The report also recognized that many AI tools are developed by large, private technology companies (like Google and Chinese company Tencent) or by partnerships between the public and private sector. Those companies have the resources and data to build these tools, but may not have incentives to adopt the proposed ethical framework for their own products. Their focus may be toward profit, rather than the public good. “While these companies may offer innovative approaches, there is concern that they might eventually exercise too much power in relation to governments, providers and patients,” the report reads.

AI technology in healthcare is still new, and many governments, regulators, and health systems are still figuring out how to evaluate and manage them. Being thoughtful and measured in the approach will help avoid potential harm, the WHO report said. “The appeal of technological solutions and the promise of technology can lead to overestimation of the benefits and dismissal of the challenges and problems that new technologies such as AI may introduce.”


Here’s a breakdown of the six ethical principles in the WHO guidance and why they matter:

  • Protect autonomy: Humans should have oversight of and the final say on all health decisions — they shouldn’t be made entirely by machines, and doctors should be able to override them at any time. AI shouldn’t be used to guide someone’s medical care without their consent, and their data should be protected.
  • Promote human safety: Developers should continuously monitor any AI tools to make sure they’re working as they’re supposed to and not causing harm.
  • Ensure transparency: Developers should publish information about the design of AI tools.
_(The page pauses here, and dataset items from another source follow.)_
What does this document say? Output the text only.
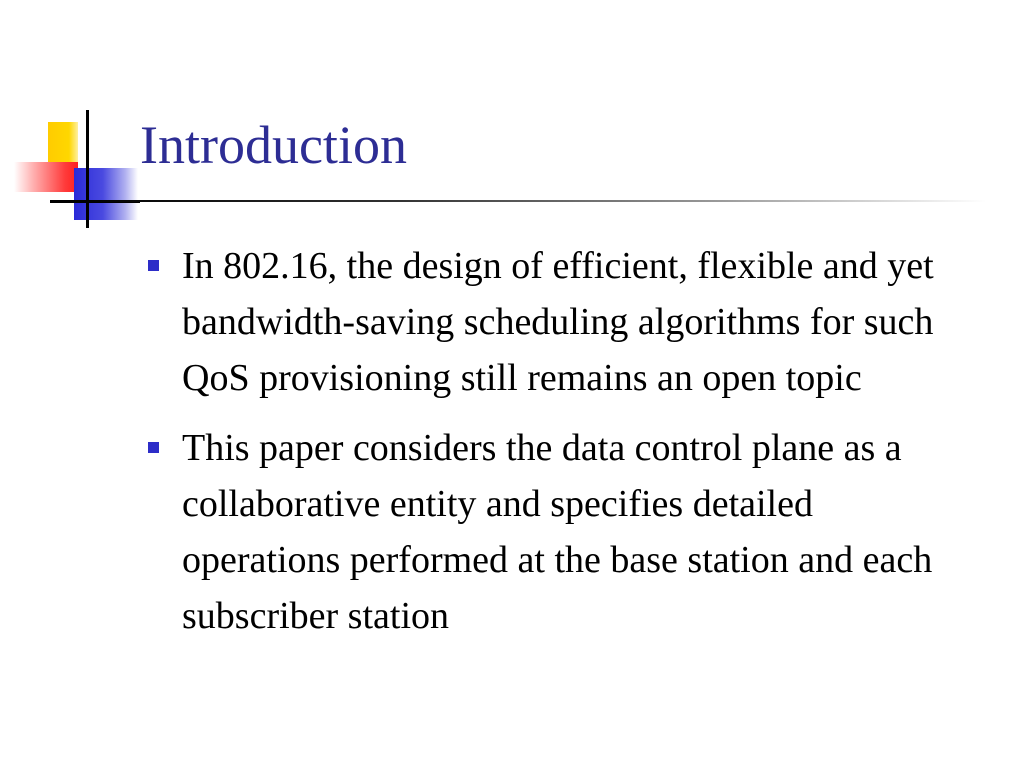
Introduction
In 802.16, the design of efficient, flexible and yet bandwidth-saving scheduling algorithms for such QoS provisioning still remains an open topic
This paper considers the data control plane as a collaborative entity and specifies detailed operations performed at the base station and each subscriber station
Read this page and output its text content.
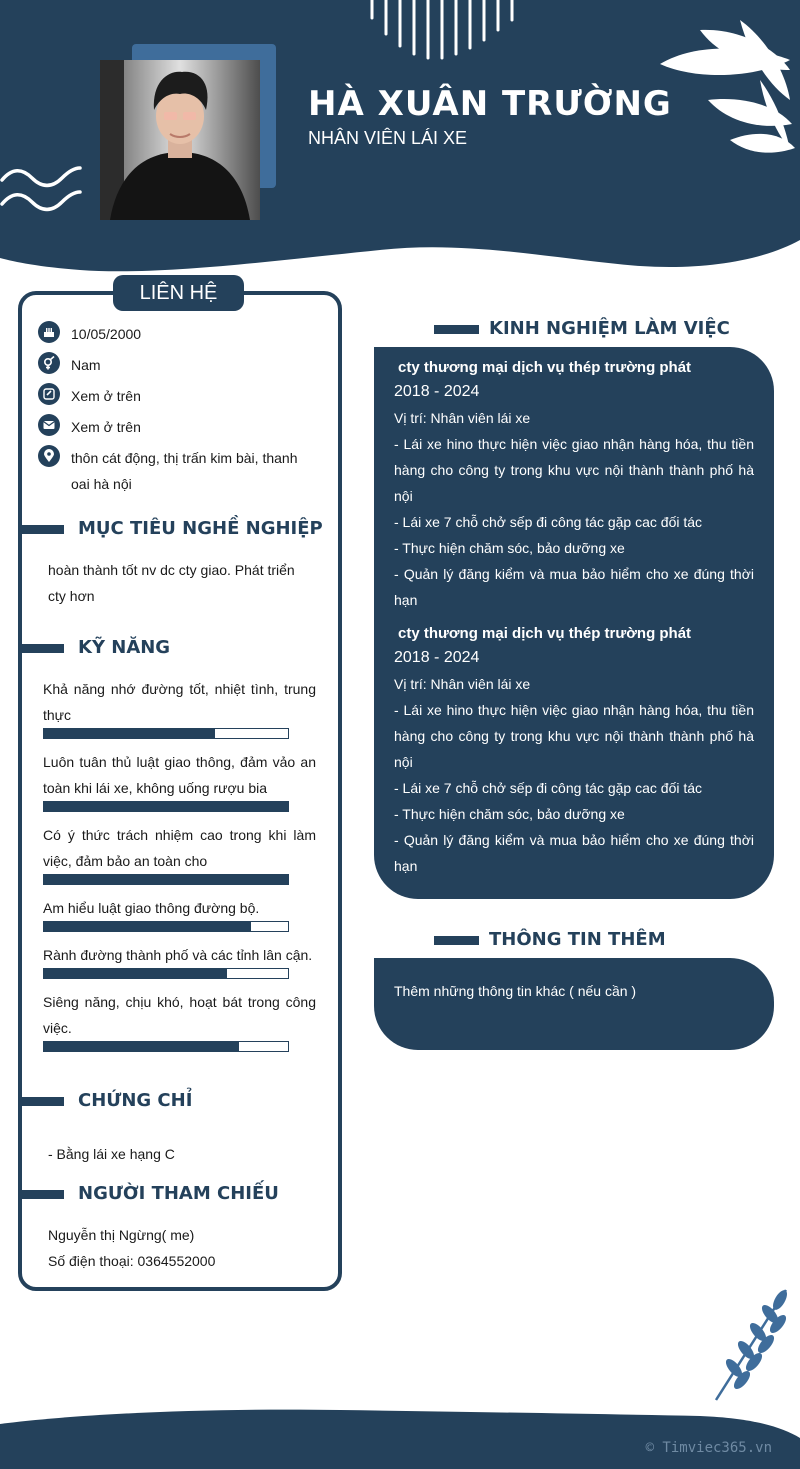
HÀ XUÂN TRƯỜNG
NHÂN VIÊN LÁI XE
LIÊN HỆ
10/05/2000
Nam
Xem ở trên
Xem ở trên
thôn cát động, thị trấn kim bài, thanh oai hà nội
MỤC TIÊU NGHỀ NGHIỆP
hoàn thành tốt nv dc cty giao. Phát triển cty hơn
KỸ NĂNG
Khả năng nhớ đường tốt, nhiệt tình, trung thực
Luôn tuân thủ luật giao thông, đảm vảo an toàn khi lái xe, không uống rượu bia
Có ý thức trách nhiệm cao trong khi làm việc, đảm bảo an toàn cho
Am hiểu luật giao thông đường bộ.
Rành đường thành phố và các tỉnh lân cận.
Siêng năng, chịu khó, hoạt bát trong công việc.
CHỨNG CHỈ
- Bằng lái xe hạng C
NGƯỜI THAM CHIẾU
Nguyễn thị Ngừng( me)
Số điện thoại: 0364552000
KINH NGHIỆM LÀM VIỆC
cty thương mại dịch vụ thép trường phát
2018 - 2024
Vị trí: Nhân viên lái xe
- Lái xe hino thực hiện việc giao nhận hàng hóa, thu tiền hàng cho công ty trong khu vực nội thành thành phố hà nội
- Lái xe 7 chỗ chở sếp đi công tác gặp cac đối tác
- Thực hiện chăm sóc, bảo dưỡng xe
- Quản lý đăng kiểm và mua bảo hiểm cho xe đúng thời hạn
cty thương mại dịch vụ thép trường phát
2018 - 2024
Vị trí: Nhân viên lái xe
- Lái xe hino thực hiện việc giao nhận hàng hóa, thu tiền hàng cho công ty trong khu vực nội thành thành phố hà nội
- Lái xe 7 chỗ chở sếp đi công tác gặp cac đối tác
- Thực hiện chăm sóc, bảo dưỡng xe
- Quản lý đăng kiểm và mua bảo hiểm cho xe đúng thời hạn
THÔNG TIN THÊM
Thêm những thông tin khác ( nếu cần )
© Timviec365.vn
One regular criticism of the systems is that they’re “black boxes,” and it’s too hard for researchers and doctors to know how they make decisions. The WHO wants to see enough transparency that they can be fully audited and understood by users and regulators.
  • Foster accountability: When something goes wrong with an AI technology — like if a decision made by a tool leads to patient harm — there should be mechanisms determining who is responsible (like manufacturers and clinical users).
  • Ensure equity: That means making sure tools are available in multiple languages, that they’re trained on diverse sets of data. In the past few years, close scrutiny of common health algorithms has found that some have racial bias built in.
  • Promote AI that is sustainable: Developers should be able to regularly update their tools, and institutions should have ways to adjust if a tool seems ineffective. Institutions or companies should also only introduce tools that can be repaired, even in under-resourced health systems.